Ale później okazuje się, że wypadają oni przez dziurę w niebie na wysokości kilkuset metrów i szansę na przeżycie mają tylko ci, którzy akurat trafią w baseny na dachach budynków. Nie posiadają żadnego przeszkolenia, opancerzenia, a nawet umundurowania. Żadnej struktury czy organizacji wojskowej. Dostają do ręki broń, z której nie potrafią strzelać, a nawet gdyby potrafili, niewiele to zmienia, bo przeciwnik jest praktycznie kuloodporny. Poza tym nie wiedzą nawet, jak przeciwnik wygląda, czym jest i jak z nim walczyć. Nie mają żadnych wyznaczonych celów do zrealizowania, poza tymi wymyślonymi na poczekaniu i przydzielonymi przypadkowym osobom. Ogólnie misja polega na bieganiu w panice w kółko, aż coś nas nie zabije.
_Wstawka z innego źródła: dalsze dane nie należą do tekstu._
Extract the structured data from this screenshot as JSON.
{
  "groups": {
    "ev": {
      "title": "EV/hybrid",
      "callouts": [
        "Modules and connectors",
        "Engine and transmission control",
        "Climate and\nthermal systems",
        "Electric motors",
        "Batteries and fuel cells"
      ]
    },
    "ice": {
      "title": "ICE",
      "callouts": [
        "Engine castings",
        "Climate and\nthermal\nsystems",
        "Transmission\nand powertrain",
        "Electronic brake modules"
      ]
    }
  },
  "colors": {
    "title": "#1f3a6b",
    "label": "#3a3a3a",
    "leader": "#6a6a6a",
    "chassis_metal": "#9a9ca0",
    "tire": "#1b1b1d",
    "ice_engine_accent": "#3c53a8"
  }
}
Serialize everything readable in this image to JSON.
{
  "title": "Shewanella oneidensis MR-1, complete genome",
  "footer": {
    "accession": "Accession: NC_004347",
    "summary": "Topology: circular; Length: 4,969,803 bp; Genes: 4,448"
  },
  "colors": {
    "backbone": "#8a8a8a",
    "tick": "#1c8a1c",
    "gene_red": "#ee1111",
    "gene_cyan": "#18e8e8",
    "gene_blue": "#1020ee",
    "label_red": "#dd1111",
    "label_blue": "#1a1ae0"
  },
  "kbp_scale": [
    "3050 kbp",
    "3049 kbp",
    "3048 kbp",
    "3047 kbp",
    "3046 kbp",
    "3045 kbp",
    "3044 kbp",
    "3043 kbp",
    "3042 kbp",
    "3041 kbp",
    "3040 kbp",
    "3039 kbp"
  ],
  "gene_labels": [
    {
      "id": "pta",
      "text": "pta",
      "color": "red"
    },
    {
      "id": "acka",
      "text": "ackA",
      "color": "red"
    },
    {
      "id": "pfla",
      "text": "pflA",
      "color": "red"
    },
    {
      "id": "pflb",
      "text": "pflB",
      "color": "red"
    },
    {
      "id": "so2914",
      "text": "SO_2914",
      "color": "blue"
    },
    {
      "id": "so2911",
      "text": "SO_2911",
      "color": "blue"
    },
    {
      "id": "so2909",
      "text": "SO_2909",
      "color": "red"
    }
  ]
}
Gdyby tak przygotowana "armia" starła się z oddziałem straży miejskiej albo pracowników ochrony supermarketu, to przeżywalność na poziomie 20% była wciąż byłaby sukcesem.
I na tym ma polegać "Wojna o jutro"? Na bieganiu w panice w kółko, aż coś nas nie zabije?! Wolne żarty.
Ciekaw jestem kto pisał scenariusz, ale jeszcze bardziej zdumiewa mnie fakt, że na podstawie takiego scenariusza zrealizowano film. Skrypt to poziom dziecka z pierwszych klas szkoły podstawowej. To jest bardziej parodiowanie sf niż faktyczne sf. I tak dałem wysoką ocenę (3/10) ze względu na ładny uśmiech Iwony i kilka ładnie wyglądających kadrów. Natomiast scenariusz to jest dno.